Tech support

Bad news for Big Tech

Much has been written about whether Big Tech has peaked. Meta recently reported its first drop in sales, amid a drop in online advertising. Amazon, Netflix and others have cut hiring. Many platforms have seen their stock prices crash this year, which is typical when rates rise and their growth slows.

But these are short-term trends that depend on the global economic cycle. The biggest change is that real flaws are starting to show in Big Tech’s core business model, which relies on globalization and the network effect to create scale. Three key policy and regulatory changes challenge the ability of platforms to cross borders and secure market share. And they’re doing it in a way that will prove more enduring and impactful than the ups and downs of stock prices in a global recession.

First, consider EU rules, approved in July, that will force the world’s biggest instant messaging services – including Apple’s iMessage, Meta’s WhatsApp and Facebook Messenger, and most likely Google Chat and Microsoft Teams – to communicate with each other. This type of “interoperability” will make it harder for these companies to secure market share through the usual big tech land grab of luring users to a particular service and then locking them in by making it difficult the transfer of their data and information to rivals. .

When contact lists and other data are instantly portable, it becomes easy to move from one service to another. This may create a more competitive technology landscape over time, although privacy advocates fear it will also create more potential for data abuse as it will require a more open software paradigm which some say could compromise Security).

On the political front, the opposite is happening: it is becoming increasingly difficult for many tech companies to cross borders. Two weeks ago, Alibaba, the Chinese tech platform giant, applied for a primary listing on the Hong Kong stock exchange, ahead of new US financial rules that require more auditing of sensitive data than Beijing is prepared to. to allow. Some 200 Chinese companies could end up delisting in the United States due to regulations. This underlines the bipolar or even tripolar world that is developing in technology, with the United States, Europe and China diverging.

As talk of the Biden administration lifting tariffs on China, America’s business and political elite do not expect us to return to a single, unified global network. The Council on Foreign Relations recently released a task force report titled “Confronting Reality in Cyberspace: Foreign Policy for a Fragmented Internet.” He declared that “the era of the global internet is over” and that “Washington will not be able to stop or reverse the trend of fragmentation”.

The task force, which included technologists, business leaders, public sector officials and intelligence deals, urged politicians to expand digital commerce between “trusted partners” (akin to a “ami-shoring”), to solve data transfer problems between the United States and the EU and to use the European law on the General Data Protection Regulation (GDPR) as the basis of a privacy policy shared for liberal democracies.

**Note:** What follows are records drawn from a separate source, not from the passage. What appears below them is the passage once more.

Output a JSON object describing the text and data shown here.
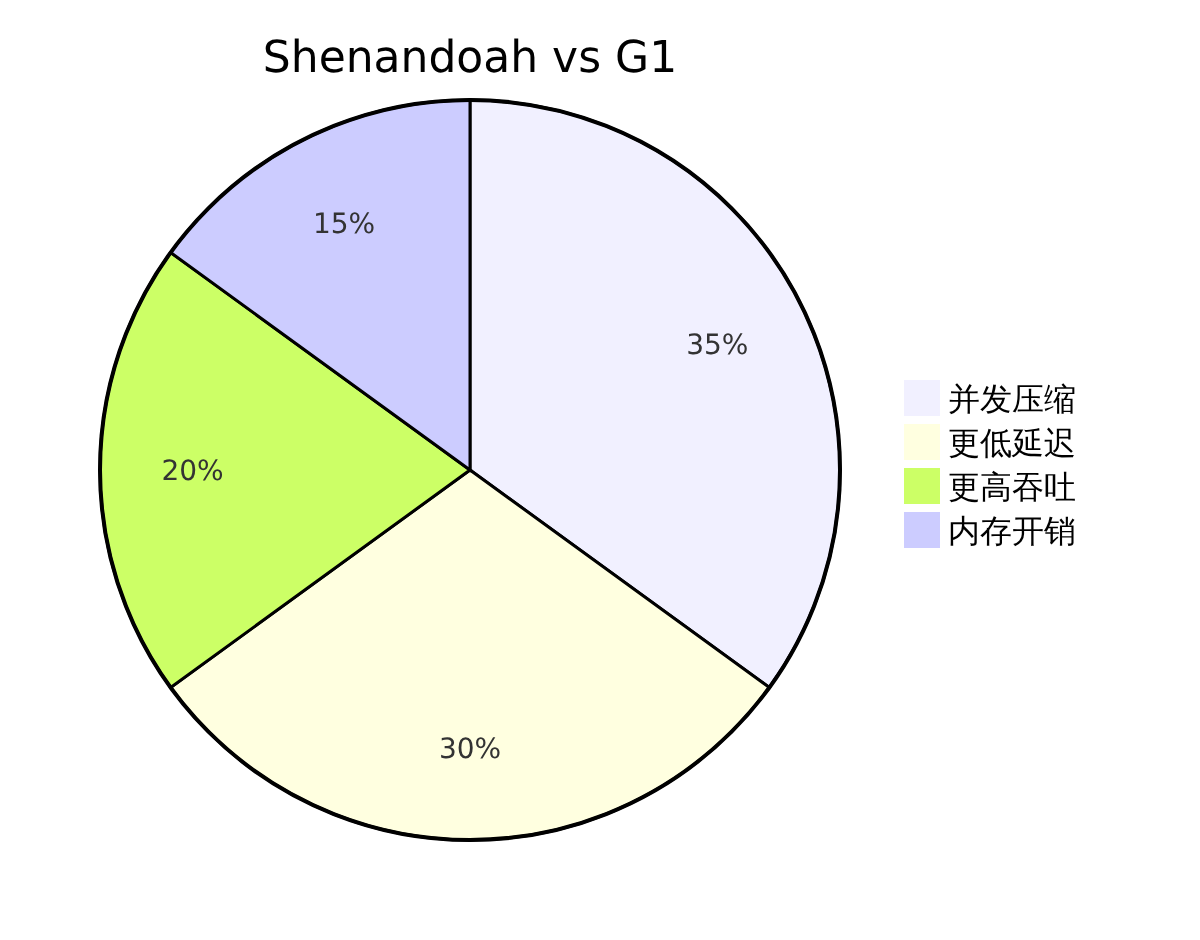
{
  "chart_data": {
    "type": "pie",
    "title": "Shenandoah vs G1",
    "categories": [
      "并发压缩",
      "更低延迟",
      "更高吞吐",
      "内存开销"
    ],
    "values": [
      35,
      30,
      20,
      15
    ],
    "colors": [
      "#f1f0ff",
      "#ffffe0",
      "#ccff66",
      "#ccccff"
    ],
    "value_labels": [
      "35%",
      "30%",
      "20%",
      "15%"
    ],
    "legend": "right"
  }
}
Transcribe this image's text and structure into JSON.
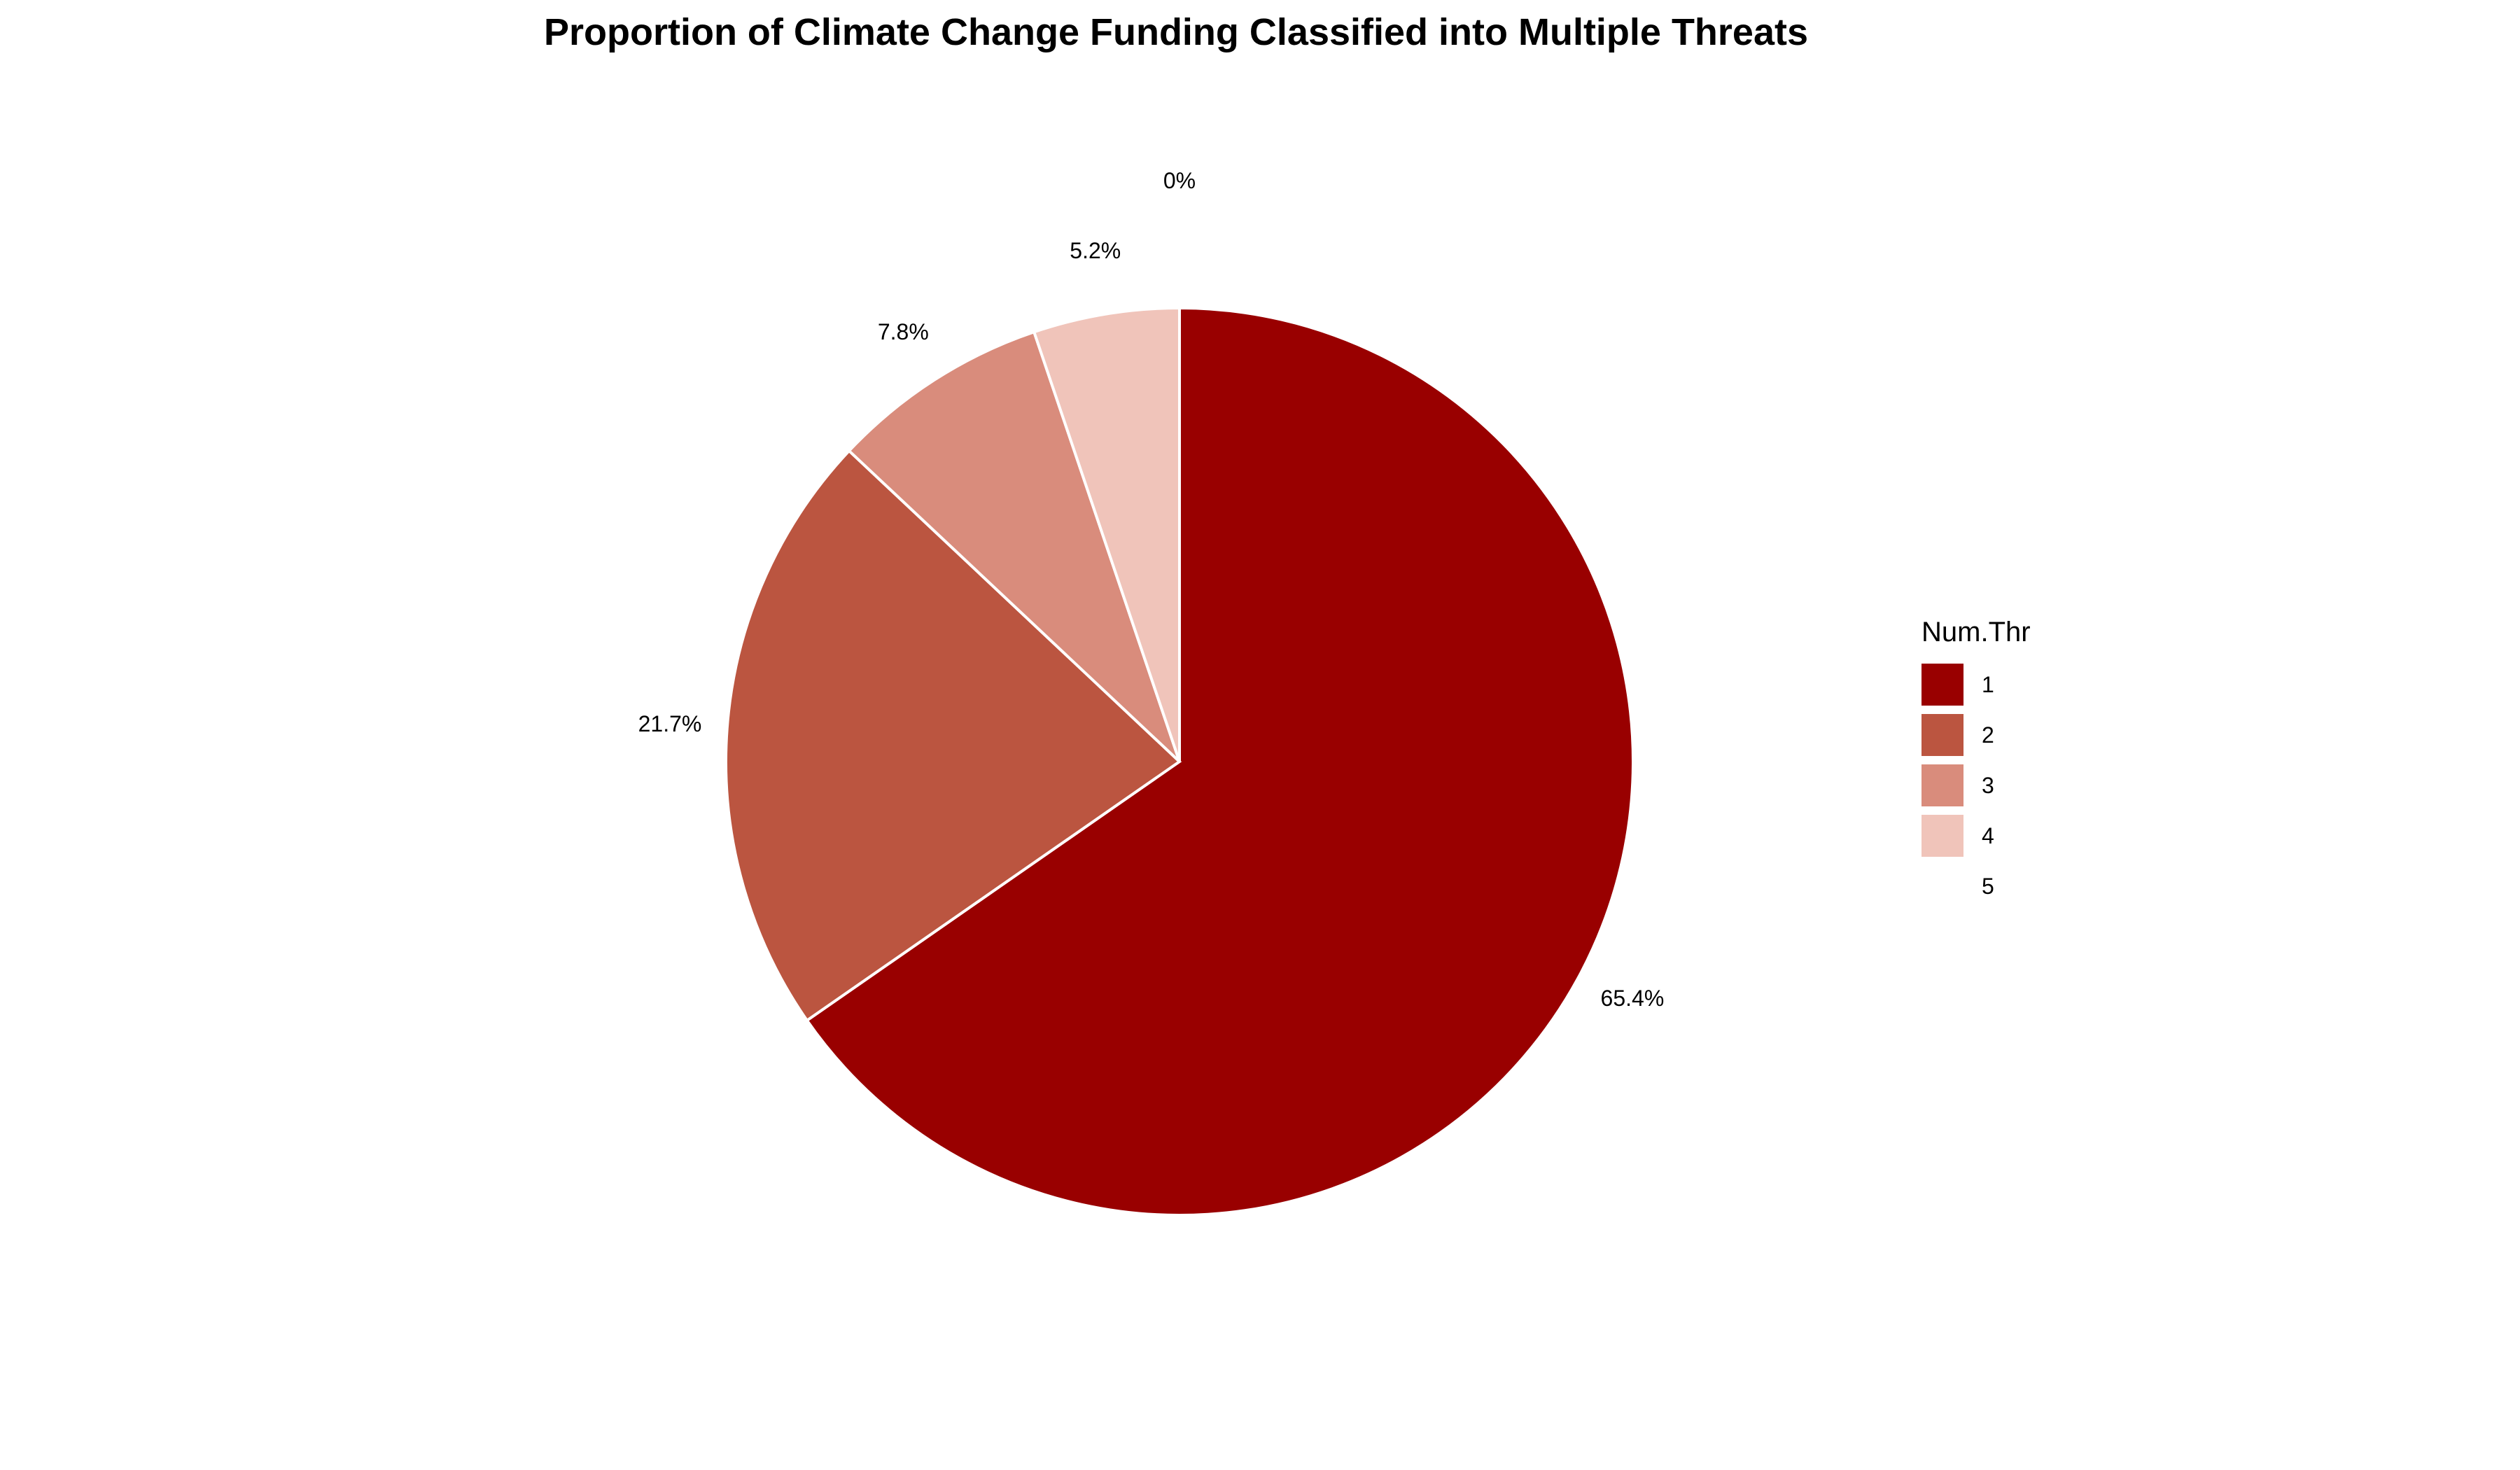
{
  "chart_data": {
    "type": "pie",
    "title": "Proportion of Climate Change Funding Classified into Multiple Threats",
    "legend_title": "Num.Thr",
    "legend_position": "right",
    "start_angle_deg": 0,
    "direction": "clockwise",
    "slices": [
      {
        "category": "1",
        "value": 65.4,
        "label": "65.4%",
        "color": "#990000"
      },
      {
        "category": "2",
        "value": 21.7,
        "label": "21.7%",
        "color": "#BB5540"
      },
      {
        "category": "3",
        "value": 7.8,
        "label": "7.8%",
        "color": "#D98C7C"
      },
      {
        "category": "4",
        "value": 5.2,
        "label": "5.2%",
        "color": "#F0C4BA"
      },
      {
        "category": "5",
        "value": 0,
        "label": "0%",
        "color": "#FFFFFF"
      }
    ]
  }
}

There’s a lot of work to do on that front — the United States can’t even pass a federal privacy law. That’s partly because of fears on the political left that the tech industry has successfully watered down the proposed national legislation to the point of undermining the tough rules already in place in states like California. There are also concerns that a federal law could place too heavy an enforcement burden on a single agency, the Federal Trade Commission.

But the FTC, under its pioneering antitrust chairwoman Lina Khan, is already pursuing a potentially groundbreaking case in another area. In late July, he challenged Meta’s bid for virtual reality company Within, arguing that the company was already a key player in virtual reality and was trying to “work its way to the top” rather than compete on its own. own merits.

The deal, highly unusual since it’s a small start-up acquisition rather than a merger between two behemoths, goes right to the heart of Big Tech’s model of capturing potential early-stage competitors. For example, Facebook’s acquisition of Occulus before Meta 2014, a booming virtual reality company, ensured that the upstart’s promising operating system was not in competition with its own. Its acquisitions of Instagram and WhatsApp have also prevented these companies from becoming social media competitors.

Meta is not alone here. Many start-ups have accused Amazon of acquiring their technology to launch competing products. And Google has snapped up hundreds of potential competitors. But if the current deal, which will be played out over years, succeeds, it would profoundly change Big Tech’s tactics of stifling young competitors.

All of this, in turn, would begin to undermine the network effect that has allowed the largest companies to achieve such size and concentration. It could even open the door to shattering platforms. The process will take time to unfold and will do so in different ways depending on geography. But these challenges to the Big Tech business model are real. Investors should take note of this.